Marketers Go Halfsies on Mobile Apps
Mobile apps may be redundant marketing mechanisms for brands with mobile-optimized sites, so it makes sense that more than half of them still haven’t adopted the tech, hypothesizes Target Marketing research.
In 2016, nearly half of marketers were investing in apps—possibly mostly as a branding device that keeps the companies front-of-mind, according to findings from “Marketing Mix Trends 2010-2016,” Target Marketing’s analysis of six years of “Media Usage Survey” data. The report examines this tactic from 2011 to 2016. The “Mobile Apps” section is part of a benchmarking of marketing media channels, technology and tactics included in the Target Marketing/NAPCO Research study. Both Target Marketing and NAPCO Research are NAPCO Media brands.
Mobile App Marketing
The excerpt below from “Marketing Mix Trends 2010-2016” illustrates marketers’ use of this tactic.
App adoption seems to be slowing. At 24 percent in 2016, the percentage of respondents who increased their investment in this technology is the lowest it has been in half a decade, while the percentage who kept their rate of app use consistent is as high as it has ever been — 21 percent, up from 12 to 17 percent in years past.

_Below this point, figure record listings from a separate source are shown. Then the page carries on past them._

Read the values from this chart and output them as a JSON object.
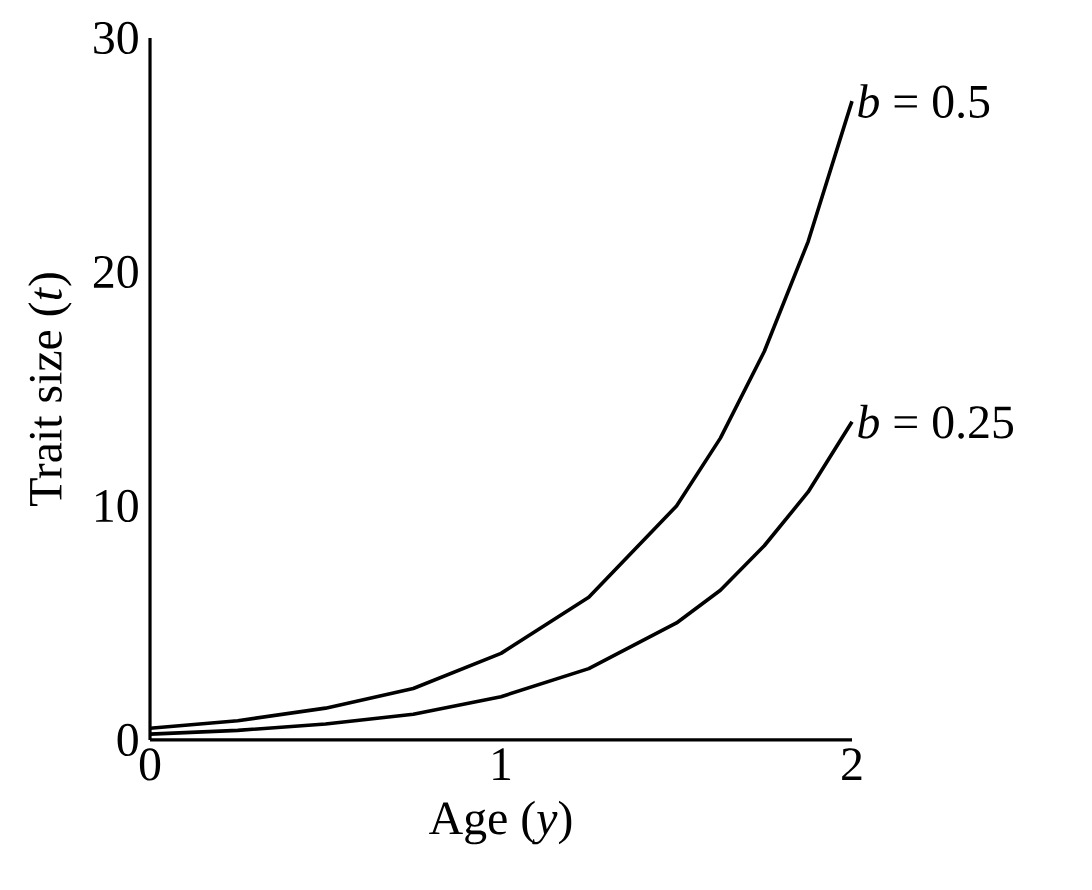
{
  "chart_data": {
    "type": "line",
    "xlabel": "Age (*y*)",
    "ylabel": "Trait size (*t*)",
    "xlim": [
      0,
      2
    ],
    "ylim": [
      0,
      30
    ],
    "xticks": [
      0,
      1,
      2
    ],
    "yticks": [
      0,
      10,
      20,
      30
    ],
    "x": [
      0,
      0.25,
      0.5,
      0.75,
      1,
      1.25,
      1.5,
      1.625,
      1.75,
      1.875,
      2
    ],
    "series": [
      {
        "name": "*b* = 0.5",
        "color": "#000000",
        "values": [
          0.5,
          0.82,
          1.36,
          2.2,
          3.7,
          6.1,
          10.0,
          12.9,
          16.6,
          21.3,
          27.3
        ]
      },
      {
        "name": "*b* = 0.25",
        "color": "#000000",
        "values": [
          0.25,
          0.41,
          0.68,
          1.1,
          1.85,
          3.05,
          5.0,
          6.4,
          8.3,
          10.6,
          13.6
        ]
      }
    ]
  }
}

The number of respondents who don’t use apps at all has remained more or less consistent during the past half-decade, at just over half. This passes the smell test, especially for organizations whose websites are mobile-optimized: An app provides a specific functionality, and if a site is already m-commerce optimized, for some marketers, anything else might be redundant. But these organizations might use an app to offer a value-added branding mechanism, something a customer or prospect might use on a semi-regular basis that would keep the brand front-of-mind.